Ryzhiki in their own juice
An excellent snack for beer and other alcoholic drinks during a festive feast is obtained from these mushrooms. To prepare such mushrooms marinated in their own juice, you will need: a kilo of mushrooms, five pieces of laurel, the same number of cloves, the same number of black peppercorns, a bunch of dill (better than an umbrella), one onion, a couple of tablespoons of vegetable oil, the same amount of six percent vinegar, salt (to taste), half a liter of water.
We wash the mushrooms, cut them in half, if they are large, put them in an enamel pan, add water and bring to a boil. Is it boiling? Drain the water, pour in a new one. This is necessary to remove the too intense aroma of saffron milk caps. Now add spices, onions, salt to the water with mushrooms, bring to a boil again, remove the foam from the surface and reduce the heat.
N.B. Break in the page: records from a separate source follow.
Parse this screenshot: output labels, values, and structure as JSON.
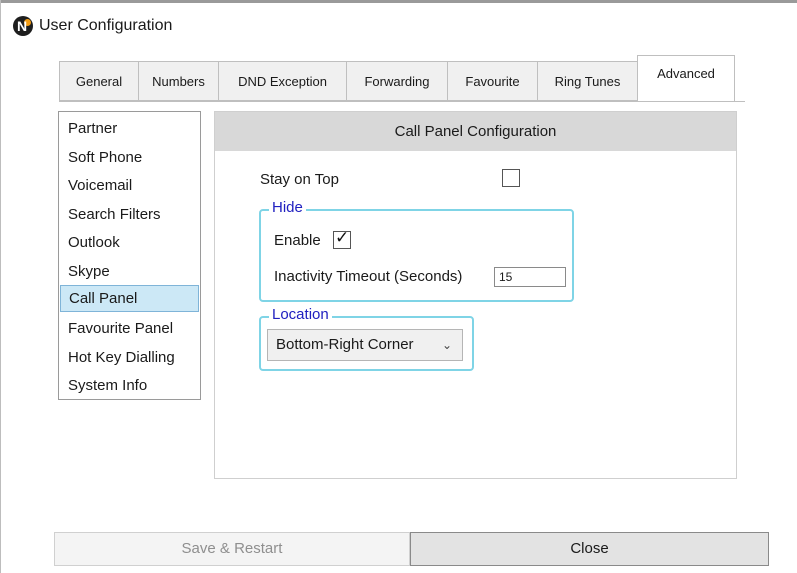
{
  "window": {
    "title": "User Configuration",
    "logo_icon": "n-logo-icon"
  },
  "tabs": [
    {
      "label": "General"
    },
    {
      "label": "Numbers"
    },
    {
      "label": "DND Exception"
    },
    {
      "label": "Forwarding"
    },
    {
      "label": "Favourite"
    },
    {
      "label": "Ring Tunes"
    },
    {
      "label": "Advanced",
      "active": true
    }
  ],
  "sidebar": {
    "items": [
      {
        "label": "Partner"
      },
      {
        "label": "Soft Phone"
      },
      {
        "label": "Voicemail"
      },
      {
        "label": "Search Filters"
      },
      {
        "label": "Outlook"
      },
      {
        "label": "Skype"
      },
      {
        "label": "Call Panel",
        "selected": true
      },
      {
        "label": "Favourite Panel"
      },
      {
        "label": "Hot Key Dialling"
      },
      {
        "label": "System Info"
      }
    ]
  },
  "panel": {
    "header": "Call Panel Configuration",
    "stay_on_top": {
      "label": "Stay on Top",
      "checked": false
    },
    "hide_group": {
      "legend": "Hide",
      "enable": {
        "label": "Enable",
        "checked": true,
        "tick": "✓"
      },
      "timeout": {
        "label": "Inactivity Timeout (Seconds)",
        "value": "15"
      }
    },
    "location_group": {
      "legend": "Location",
      "selected": "Bottom-Right Corner",
      "chevron": "⌄"
    }
  },
  "footer": {
    "save_label": "Save & Restart",
    "save_enabled": false,
    "close_label": "Close"
  },
  "colors": {
    "accent_border": "#7fd4e6",
    "legend_text": "#2020c0",
    "selected_item_bg": "#cce8f6"
  }
}
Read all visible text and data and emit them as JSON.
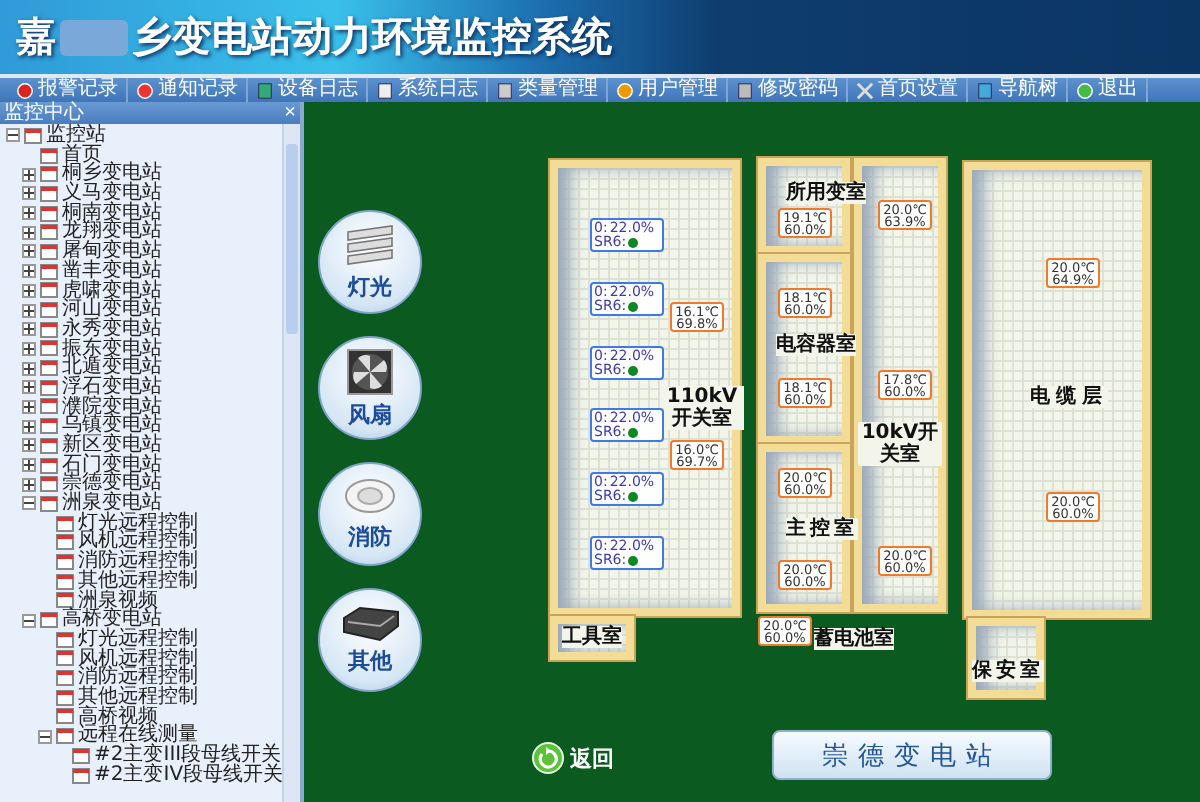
{
  "header": {
    "title_start": "嘉",
    "title_end": "乡变电站动力环境监控系统"
  },
  "toolbar": [
    {
      "label": "报警记录"
    },
    {
      "label": "通知记录"
    },
    {
      "label": "设备日志"
    },
    {
      "label": "系统日志"
    },
    {
      "label": "类量管理"
    },
    {
      "label": "用户管理"
    },
    {
      "label": "修改密码"
    },
    {
      "label": "首页设置"
    },
    {
      "label": "导航树"
    },
    {
      "label": "退出"
    }
  ],
  "sidebar": {
    "title": "监控中心",
    "close": "×",
    "tree": [
      {
        "label": "监控站",
        "expanded": true,
        "children": [
          {
            "label": "首页"
          },
          {
            "label": "桐乡变电站",
            "expanded": false
          },
          {
            "label": "义马变电站",
            "expanded": false
          },
          {
            "label": "桐南变电站",
            "expanded": false
          },
          {
            "label": "龙翔变电站",
            "expanded": false
          },
          {
            "label": "屠甸变电站",
            "expanded": false
          },
          {
            "label": "凿丰变电站",
            "expanded": false
          },
          {
            "label": "虎啸变电站",
            "expanded": false
          },
          {
            "label": "河山变电站",
            "expanded": false
          },
          {
            "label": "永秀变电站",
            "expanded": false
          },
          {
            "label": "振东变电站",
            "expanded": false
          },
          {
            "label": "北遁变电站",
            "expanded": false
          },
          {
            "label": "浮石变电站",
            "expanded": false
          },
          {
            "label": "濮院变电站",
            "expanded": false
          },
          {
            "label": "乌镇变电站",
            "expanded": false
          },
          {
            "label": "新区变电站",
            "expanded": false
          },
          {
            "label": "石门变电站",
            "expanded": false
          },
          {
            "label": "崇德变电站",
            "expanded": false
          },
          {
            "label": "洲泉变电站",
            "expanded": true,
            "children": [
              {
                "label": "灯光远程控制"
              },
              {
                "label": "风机远程控制"
              },
              {
                "label": "消防远程控制"
              },
              {
                "label": "其他远程控制"
              },
              {
                "label": "洲泉视频"
              }
            ]
          },
          {
            "label": "高桥变电站",
            "expanded": true,
            "children": [
              {
                "label": "灯光远程控制"
              },
              {
                "label": "风机远程控制"
              },
              {
                "label": "消防远程控制"
              },
              {
                "label": "其他远程控制"
              },
              {
                "label": "高桥视频"
              },
              {
                "label": "远程在线测量",
                "expanded": true,
                "children": [
                  {
                    "label": "#2主变III段母线开关"
                  },
                  {
                    "label": "#2主变IV段母线开关"
                  }
                ]
              }
            ]
          }
        ]
      }
    ]
  },
  "categories": [
    {
      "label": "灯光",
      "kind": "light"
    },
    {
      "label": "风扇",
      "kind": "fan"
    },
    {
      "label": "消防",
      "kind": "fire"
    },
    {
      "label": "其他",
      "kind": "other"
    }
  ],
  "rooms": [
    {
      "label": "110kV开关室"
    },
    {
      "label": "工具室"
    },
    {
      "label": "所用变室"
    },
    {
      "label": "电容器室"
    },
    {
      "label": "主控室"
    },
    {
      "label": "10kV开关室"
    },
    {
      "label": "蓄电池室"
    },
    {
      "label": "电缆层"
    },
    {
      "label": "保安室"
    }
  ],
  "ac_units": [
    {
      "mode": "0:",
      "setting": "22.0%",
      "status_label": "SR6:",
      "on": true
    },
    {
      "mode": "0:",
      "setting": "22.0%",
      "status_label": "SR6:",
      "on": true
    },
    {
      "mode": "0:",
      "setting": "22.0%",
      "status_label": "SR6:",
      "on": true
    },
    {
      "mode": "0:",
      "setting": "22.0%",
      "status_label": "SR6:",
      "on": true
    },
    {
      "mode": "0:",
      "setting": "22.0%",
      "status_label": "SR6:",
      "on": true
    },
    {
      "mode": "0:",
      "setting": "22.0%",
      "status_label": "SR6:",
      "on": true
    }
  ],
  "sensors": [
    {
      "temperature": "16.1℃",
      "humidity": "69.8%"
    },
    {
      "temperature": "16.0℃",
      "humidity": "69.7%"
    },
    {
      "temperature": "19.1℃",
      "humidity": "60.0%"
    },
    {
      "temperature": "18.1℃",
      "humidity": "60.0%"
    },
    {
      "temperature": "18.1℃",
      "humidity": "60.0%"
    },
    {
      "temperature": "20.0℃",
      "humidity": "60.0%"
    },
    {
      "temperature": "20.0℃",
      "humidity": "60.0%"
    },
    {
      "temperature": "20.0℃",
      "humidity": "63.9%"
    },
    {
      "temperature": "17.8℃",
      "humidity": "60.0%"
    },
    {
      "temperature": "20.0℃",
      "humidity": "60.0%"
    },
    {
      "temperature": "20.0℃",
      "humidity": "60.0%"
    },
    {
      "temperature": "20.0℃",
      "humidity": "64.9%"
    },
    {
      "temperature": "20.0℃",
      "humidity": "60.0%"
    }
  ],
  "back_button": "返回",
  "station_button": "崇德变电站"
}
Add the dill to the brew and cook the mushrooms for 20 minutes. In the meantime, sterilize the jars, pour a teaspoon of vegetable oil and the same amount of vinegar into each. You need to shift the mushrooms over the jars, pour the strained mushroom marinade to the top and immediately roll up the lids. The jars need to be turned over, covered with something warm and left on the table until morning. In the morning we transfer the jars to the cold.
Such mushrooms will be very good if served with onions marinated in advance.
Forest pickled mushrooms
Any forest mushrooms are suitable for this pickling recipe, for example, moss, porcini, boletus, Polish, boletus, honey mushrooms and any others. You will need water, salt for pre-cooking. For the brine: 5 peppercorns, a couple of lavrushka leaves, the same amount of cloves, it would be nice to add a couple of leaves or a little cinnamon basil, you also need a teaspoon of salt and the same amount of sugar, citric acid on the tip of a knife, five tablespoons of vinegar (6 -nine%).
We clean the mushrooms, rinse, cut into large ones. Cook in water with the addition of salt, citric acid for about an hour. In the meantime, prepare the brine. You need to cook it based on the amount of mushrooms. For six servings of mushrooms, for example, you need 12 glasses of water and an increase in seasoning accordingly. The amount of seasoning shown above is suggested for 2 cups of water. So, these spices are added to two glasses of water, also salt, sugar, again citric acid (on the tip of a knife). Is it boiling? Pour in the vinegar, let the brine boil again and turn off the heat.
Throw the boiled mushrooms on a sieve, put in jars (sterile!), Fill with brine, cover with lids (sterile!) And roll up safely. The jars, as in the recipe above, must also be turned over with the lids down, allowed to cool and then transferred to a cold place.